In endometrium, the early follicular phase was associated with strong stromal p27 expression (s, panel D), accompanied by variable nuclear expression in epithelium of narrow glands (arrows). In the mid follicular phase, stromal and nuclear p27 staining increased further (panel E), but luteal phase endometrium showed diminution of both (panel F). Altogether, these observations indicate that, in addition to the striated muscle cells, the cytoplasmic and plasma membrane p27 expression can be observed (under certain circumstances) in other cell types. Yet, the cytoplasmic p27 expression in abnormal skeletal muscles also appears to be temporary, i.e., during the transition (type II to type I) and terminal regression of myotubes.

Moreover, a combined action of estrogens and progesterone, characteristic for the luteal phase, appears to cause a diminution of nuclear p27 expression in the epithelium of ectocervix and endometrium (Fig. 9, C and 9F). Curiously, the remnants of p27 staining were confined to the nuclear envelope (arrows, Fig. 9, C and 9F; see also Fig. 10A), suggesting a degradation of p27 in the nuclear core, and/or a defect of p27 synthesis/transport. These tissues, however, do posses nuclear receptors for both steroids 3637.

We did not detect similar fluctuation of nuclear p27 expression in muscle fibers, yet myotubes do not exhibit estrogen receptor expression 226. However, estrogen, progesterone and androgen receptors are expressed in the principal cells (fibroblasts) of levator ani fascia 26, which represents another important component of the pelvic floor involved in its suspensory function, and might be a target of the complex effect of hormonal fluctuations during the cycle, and influenced by the hormone replacement therapy in postmenopausal women.

Some recent studies indicate that long-term continuous estrogen replacement is not beneficial, yet may worsen or induce the manifestation of PFD 3839, possibly through the suppression of sex steroid receptor expression in the pelvic floor.
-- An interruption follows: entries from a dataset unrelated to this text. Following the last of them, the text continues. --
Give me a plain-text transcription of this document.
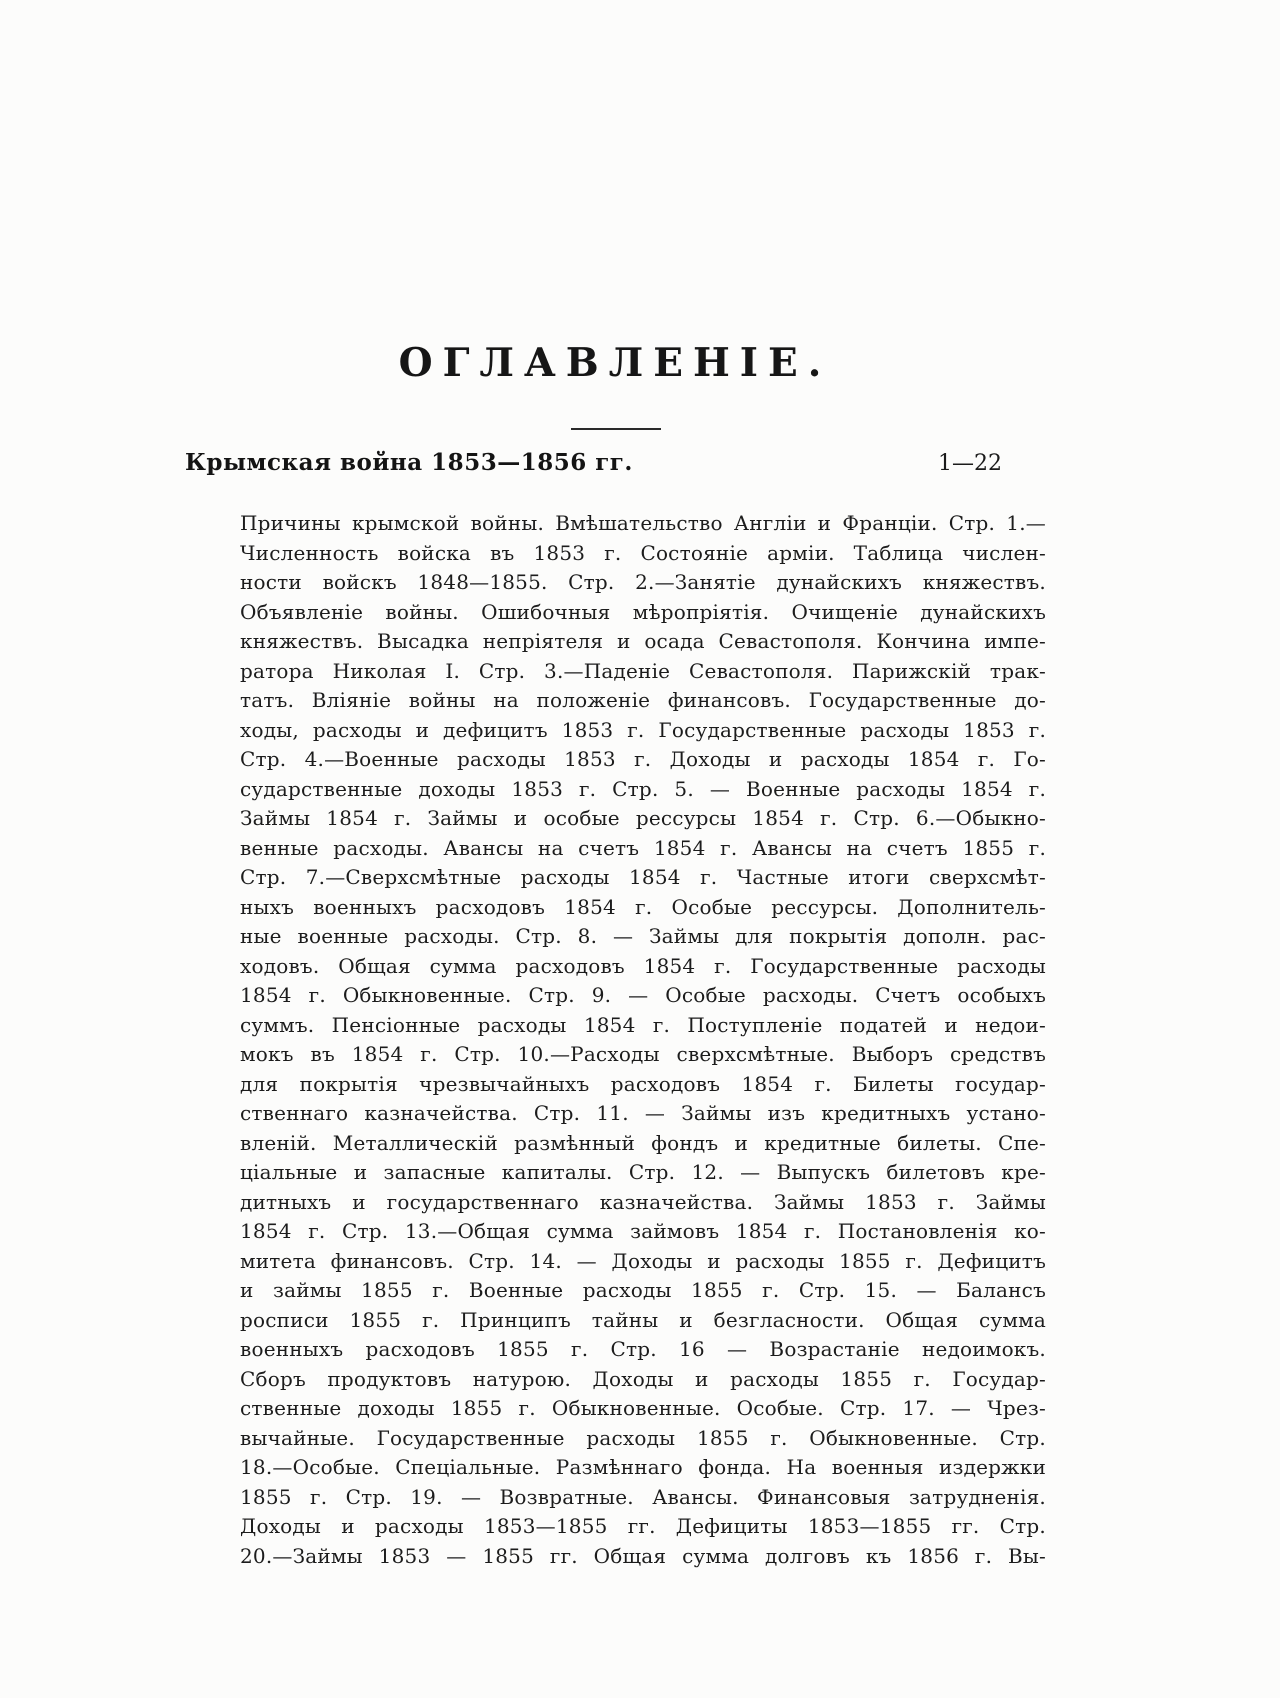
ОГЛАВЛЕНІЕ.
Крымская война 1853—1856 гг.	1—22
Причины крымской войны. Вмѣшательство Англіи и Франціи. Стр. 1.—
Численность войска въ 1853 г. Состояніе арміи. Таблица числен-
ности войскъ 1848—1855. Стр. 2.—Занятіе дунайскихъ княжествъ.
Объявленіе войны. Ошибочныя мѣропріятія. Очищеніе дунайскихъ
княжествъ. Высадка непріятеля и осада Севастополя. Кончина импе-
ратора Николая I. Стр. 3.—Паденіе Севастополя. Парижскій трак-
татъ. Вліяніе войны на положеніе финансовъ. Государственные до-
ходы, расходы и дефицитъ 1853 г. Государственные расходы 1853 г.
Стр. 4.—Военные расходы 1853 г. Доходы и расходы 1854 г. Го-
сударственные доходы 1853 г. Стр. 5. — Военные расходы 1854 г.
Займы 1854 г. Займы и особые рессурсы 1854 г. Стр. 6.—Обыкно-
венные расходы. Авансы на счетъ 1854 г. Авансы на счетъ 1855 г.
Стр. 7.—Сверхсмѣтные расходы 1854 г. Частные итоги сверхсмѣт-
ныхъ военныхъ расходовъ 1854 г. Особые рессурсы. Дополнитель-
ные военные расходы. Стр. 8. — Займы для покрытія дополн. рас-
ходовъ. Общая сумма расходовъ 1854 г. Государственные расходы
1854 г. Обыкновенные. Стр. 9. — Особые расходы. Счетъ особыхъ
суммъ. Пенсіонные расходы 1854 г. Поступленіе податей и недои-
мокъ въ 1854 г. Стр. 10.—Расходы сверхсмѣтные. Выборъ средствъ
для покрытія чрезвычайныхъ расходовъ 1854 г. Билеты государ-
ственнаго казначейства. Стр. 11. — Займы изъ кредитныхъ устано-
вленій. Металлическій размѣнный фондъ и кредитные билеты. Спе-
ціальные и запасные капиталы. Стр. 12. — Выпускъ билетовъ кре-
дитныхъ и государственнаго казначейства. Займы 1853 г. Займы
1854 г. Стр. 13.—Общая сумма займовъ 1854 г. Постановленія ко-
митета финансовъ. Стр. 14. — Доходы и расходы 1855 г. Дефицитъ
и займы 1855 г. Военные расходы 1855 г. Стр. 15. — Балансъ
росписи 1855 г. Принципъ тайны и безгласности. Общая сумма
военныхъ расходовъ 1855 г. Стр. 16 — Возрастаніе недоимокъ.
Сборъ продуктовъ натурою. Доходы и расходы 1855 г. Государ-
ственные доходы 1855 г. Обыкновенные. Особые. Стр. 17. — Чрез-
вычайные. Государственные расходы 1855 г. Обыкновенные. Стр.
18.—Особые. Спеціальные. Размѣннаго фонда. На военныя издержки
1855 г. Стр. 19. — Возвратные. Авансы. Финансовыя затрудненія.
Доходы и расходы 1853—1855 гг. Дефициты 1853—1855 гг. Стр.
20.—Займы 1853 — 1855 гг. Общая сумма долговъ къ 1856 г. Вы-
Since progesterone and androgen receptors are also expressed in the levator ani muscle, and long-term estrogen replacement therapy appears to suppress their expression 26, both the levator ani fascia and muscle might be affected by continuous estrogen replacement.

Cytoplasmic p27 expression in the skeletal muscle and epithelium of ectocervix raises the question if it is associated with some other cell cycle proteins, which otherwise show characteristic nuclear localization. We investigated ovarian CL, another interesting structure for the studies of cell differentiation and degeneration in vivo212223, and found that cytoplasmic p27 expression is constantly present in the CL of pregnancy.

Fig. 10, panel A, shows that the mature CL of the menstrual cycle has p27 expression limited to the luteal vessels; luteal cells show only traces of nuclear p27 (arrow) and no cytoplasmic staining. However, in the CL of pregnancy, nuclei of luteal cells show abundant p27 expression (arrow, panel B), accompanied by moderate cytoplasmic staining. Nuclear p27 is also evident in stromal cells (s, arrowhead). When compared to p27, the cyclin D1 is expressed in some nuclei of luteal cells only (arrow, panel C) and absent from the stromal cells in the CL of pregnancy. However, the cytoplasmic expression of cyclin D1 is similar to that of p27. Staining for cyclin E (panel D) shows expression in occasional nuclei. The insert shows a lack of Ki67⁺ dividing cells. Expression of p21 (panel E) is similar to that of cyclin E. The pRb (panel F) shows nuclear expression similar to that of p27, including stromal cells, but no cytoplasmic staining of luteal cells.

These observations indicate that cytoplasmic expression of p27 correlates with that of cyclin D1. One may speculate that the cdk4 is involved, since p27 has a preferential affinity to the cyclin D-cdk4 complex. If the cytoplasmic p27 expression in abnormal muscle cells is accompanied by staining for cyclin D1, remains, however, to be established.